First let me respond to majormom. She told the court that although I never struck my children, she was in fear that I would. To be honest, what I actually said to her was that I will do everything in my power (legally) to make sure that my children will not interact with her children. She has two from a previous marriage. Her oldest daughter is 14 and has hit my daughter leaving marks on her legs. Her son has also hit my daughter twice, although not leaving marks. Her son has also inquired as to which hole was bigger, the one in front or the one in back, on my daughter. This is why I am so worried about what the hell is going on, and why I told her that I would fight for custody. She of course took that as that I would kidnap my children. I have another daughter from a previous marriage that is 11, who is my angel. I of course had to tell her that she won't be able to see her brother and sister for a little while, and after crying for an half hour, promised me that she would see me every weekend and call me every night to make sure I was okay.
Right on the bottom of the RO, it states that it cannot be dismissed for the reason of custody, and that custody would have to be determined by the probate court. I can honestly say that the Judge was not too happy that she would not let me see my children on Christmas day...supervised OR unsupervised! The expression in his face said it all.
Thank you everyone for the support and advice. Get the hell out of Dodge was my favorite. Thing is, I secured an apt in the same small town across the street from the playground that I took my kids too all summer. SHE has never taken them there.
In taking this apartment, I have become a prisoner in my own home. I have to shop in a different town, work out in a different town, and definitely do not eat in this little town.
Personally I do not care about ever speaking to her again. Anyone that is cantankerous enough to spread lies to gain custody is not worth my time and effort. Her actions, lying to the court, if you think about it, pretty much tells you how bad of a mother/wife she really was. If she told the truth, she probably would never have gotten the order in the first place, and the Judge would have taken the kids away.
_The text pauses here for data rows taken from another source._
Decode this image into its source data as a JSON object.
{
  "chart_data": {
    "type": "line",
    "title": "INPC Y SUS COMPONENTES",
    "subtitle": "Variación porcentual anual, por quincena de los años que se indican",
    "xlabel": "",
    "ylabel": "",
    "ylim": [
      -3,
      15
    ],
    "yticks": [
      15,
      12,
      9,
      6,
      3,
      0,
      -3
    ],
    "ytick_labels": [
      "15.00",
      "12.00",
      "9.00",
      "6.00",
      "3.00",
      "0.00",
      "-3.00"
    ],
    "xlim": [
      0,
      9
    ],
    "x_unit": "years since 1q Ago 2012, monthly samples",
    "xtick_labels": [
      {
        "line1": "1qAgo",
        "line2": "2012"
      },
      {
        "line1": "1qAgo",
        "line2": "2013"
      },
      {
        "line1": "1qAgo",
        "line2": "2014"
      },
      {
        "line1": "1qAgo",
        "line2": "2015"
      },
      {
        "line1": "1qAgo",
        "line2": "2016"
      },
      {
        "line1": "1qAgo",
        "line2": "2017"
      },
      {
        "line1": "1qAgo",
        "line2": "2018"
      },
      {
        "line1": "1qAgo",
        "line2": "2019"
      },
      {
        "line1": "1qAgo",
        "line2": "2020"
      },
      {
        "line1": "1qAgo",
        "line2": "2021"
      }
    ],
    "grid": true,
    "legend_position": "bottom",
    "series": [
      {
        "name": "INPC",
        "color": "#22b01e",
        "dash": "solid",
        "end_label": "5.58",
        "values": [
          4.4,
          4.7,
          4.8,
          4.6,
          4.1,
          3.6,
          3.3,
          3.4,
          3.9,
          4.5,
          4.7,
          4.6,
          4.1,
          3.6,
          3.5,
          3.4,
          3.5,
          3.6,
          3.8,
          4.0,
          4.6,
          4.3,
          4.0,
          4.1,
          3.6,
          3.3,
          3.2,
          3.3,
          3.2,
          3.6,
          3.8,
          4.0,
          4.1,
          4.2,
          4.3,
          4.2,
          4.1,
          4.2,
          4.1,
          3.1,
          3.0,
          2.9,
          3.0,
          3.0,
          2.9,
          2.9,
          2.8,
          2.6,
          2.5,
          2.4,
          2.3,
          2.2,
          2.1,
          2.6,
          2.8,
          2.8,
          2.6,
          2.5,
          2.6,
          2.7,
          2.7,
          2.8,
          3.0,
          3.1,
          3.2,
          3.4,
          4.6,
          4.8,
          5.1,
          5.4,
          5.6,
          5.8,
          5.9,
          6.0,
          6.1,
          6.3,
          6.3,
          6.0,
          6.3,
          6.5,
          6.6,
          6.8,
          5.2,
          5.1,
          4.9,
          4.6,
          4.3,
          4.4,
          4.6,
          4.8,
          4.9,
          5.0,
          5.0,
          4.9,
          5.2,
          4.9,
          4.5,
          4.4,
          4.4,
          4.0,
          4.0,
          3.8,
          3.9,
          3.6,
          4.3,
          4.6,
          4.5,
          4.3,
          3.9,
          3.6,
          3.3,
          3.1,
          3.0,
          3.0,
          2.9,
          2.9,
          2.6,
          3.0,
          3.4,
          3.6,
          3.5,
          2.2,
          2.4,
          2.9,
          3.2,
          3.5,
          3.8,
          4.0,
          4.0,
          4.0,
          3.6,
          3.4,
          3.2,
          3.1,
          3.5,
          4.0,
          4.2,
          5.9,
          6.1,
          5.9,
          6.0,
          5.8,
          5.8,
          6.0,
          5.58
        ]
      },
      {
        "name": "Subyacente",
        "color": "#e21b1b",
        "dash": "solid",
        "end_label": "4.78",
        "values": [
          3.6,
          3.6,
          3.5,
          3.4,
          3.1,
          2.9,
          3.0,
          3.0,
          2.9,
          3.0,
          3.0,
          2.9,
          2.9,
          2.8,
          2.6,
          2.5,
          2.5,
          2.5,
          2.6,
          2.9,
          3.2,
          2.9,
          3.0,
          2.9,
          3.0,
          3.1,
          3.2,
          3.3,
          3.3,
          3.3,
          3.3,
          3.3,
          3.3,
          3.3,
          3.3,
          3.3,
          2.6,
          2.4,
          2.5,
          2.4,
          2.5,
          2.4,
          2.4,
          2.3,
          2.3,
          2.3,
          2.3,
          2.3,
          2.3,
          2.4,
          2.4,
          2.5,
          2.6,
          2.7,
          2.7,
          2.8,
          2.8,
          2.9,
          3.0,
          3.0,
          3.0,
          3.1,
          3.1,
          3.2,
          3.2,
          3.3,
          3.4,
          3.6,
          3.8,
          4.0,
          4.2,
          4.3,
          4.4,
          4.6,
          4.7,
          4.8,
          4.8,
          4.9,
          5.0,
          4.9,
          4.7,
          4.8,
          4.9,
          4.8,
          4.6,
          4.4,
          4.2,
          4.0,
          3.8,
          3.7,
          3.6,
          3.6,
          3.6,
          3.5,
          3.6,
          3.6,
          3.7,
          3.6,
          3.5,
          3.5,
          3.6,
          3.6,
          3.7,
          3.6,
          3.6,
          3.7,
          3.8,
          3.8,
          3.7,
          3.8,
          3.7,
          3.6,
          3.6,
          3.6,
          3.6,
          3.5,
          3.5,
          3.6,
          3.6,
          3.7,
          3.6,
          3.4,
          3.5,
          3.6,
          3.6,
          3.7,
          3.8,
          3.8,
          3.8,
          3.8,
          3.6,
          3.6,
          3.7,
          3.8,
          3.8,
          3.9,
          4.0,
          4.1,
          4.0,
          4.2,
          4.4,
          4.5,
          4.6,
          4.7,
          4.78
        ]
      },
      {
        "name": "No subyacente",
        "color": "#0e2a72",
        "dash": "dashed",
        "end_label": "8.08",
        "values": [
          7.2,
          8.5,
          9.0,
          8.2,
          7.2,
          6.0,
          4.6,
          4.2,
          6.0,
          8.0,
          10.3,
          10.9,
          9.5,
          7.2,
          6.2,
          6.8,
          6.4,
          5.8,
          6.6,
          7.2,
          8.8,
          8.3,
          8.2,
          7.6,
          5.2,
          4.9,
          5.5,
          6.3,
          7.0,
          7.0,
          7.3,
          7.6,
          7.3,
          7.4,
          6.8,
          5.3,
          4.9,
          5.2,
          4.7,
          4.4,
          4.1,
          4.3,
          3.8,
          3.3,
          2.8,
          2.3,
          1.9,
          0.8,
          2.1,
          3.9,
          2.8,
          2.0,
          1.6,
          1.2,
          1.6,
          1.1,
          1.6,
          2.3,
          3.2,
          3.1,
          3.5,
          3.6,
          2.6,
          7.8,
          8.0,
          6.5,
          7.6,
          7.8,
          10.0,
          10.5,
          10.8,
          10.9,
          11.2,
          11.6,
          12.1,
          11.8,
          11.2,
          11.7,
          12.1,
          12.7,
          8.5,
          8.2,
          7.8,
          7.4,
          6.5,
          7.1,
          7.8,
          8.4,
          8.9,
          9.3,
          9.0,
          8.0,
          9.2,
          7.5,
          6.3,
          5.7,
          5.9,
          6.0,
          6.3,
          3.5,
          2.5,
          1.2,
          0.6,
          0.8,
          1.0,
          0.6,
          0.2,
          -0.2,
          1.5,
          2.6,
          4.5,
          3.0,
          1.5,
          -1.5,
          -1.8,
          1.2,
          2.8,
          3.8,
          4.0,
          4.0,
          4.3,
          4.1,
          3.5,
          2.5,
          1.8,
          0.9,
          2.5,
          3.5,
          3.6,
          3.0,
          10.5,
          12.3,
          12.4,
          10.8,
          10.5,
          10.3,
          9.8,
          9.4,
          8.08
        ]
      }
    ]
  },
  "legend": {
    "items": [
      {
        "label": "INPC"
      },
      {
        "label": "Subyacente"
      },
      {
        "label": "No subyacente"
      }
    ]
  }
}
What I do care about are my four year old and my two year old. She has moved in with her parents, and talking about the apple not falling far from the tree, her mother occsassional indulges in too much wine also. My worry is what my kids are being told. It has now been a full month since I was able to kiss them good morning...make them pancakes...tuck them in...play with their piggy toes...play monkey pile...or even watch High School Musical with them. (My daughter just loves that movie!) And this tears me apart.
I will take your advice and let my lawyer handle everything from here, but what will happen in probate, and how does that affect what will happen three days later when the order is heard again?
Should I get myself prepared for probate or for the order?
Thanks again everyone.
You have to be very careful in what you say now. You have to keep your cool and stay away from anything that can be construed as a threat. I would also suggest that you tell your 11 year old that you are, and will be, fine. Don’t lay all this on her. It is your job to assure HER and she doesn’t need to worry about anything.
As others have said, you won’t be able to keep the children away for their siblings. You would have to have concrete proof that they are a danger to your kids. You had two children with this woman, so you obviously found her ‘acceptable’ at some point and time.
I personally do not like women that use this course of action, but I do not know the whole story. You have a lot of anger. If we can see that here, you can bet the judge will too. The judge will not like that she is keeping you from the kids. She also will have to have solid proof that you are a danger to the kids. She will be in very hot water for making any false allegations.
Follow your attorney’s advice, and don't give her anything to use against her. You can also request 'make up' time with the kids... Has he requested a GAL for the kids?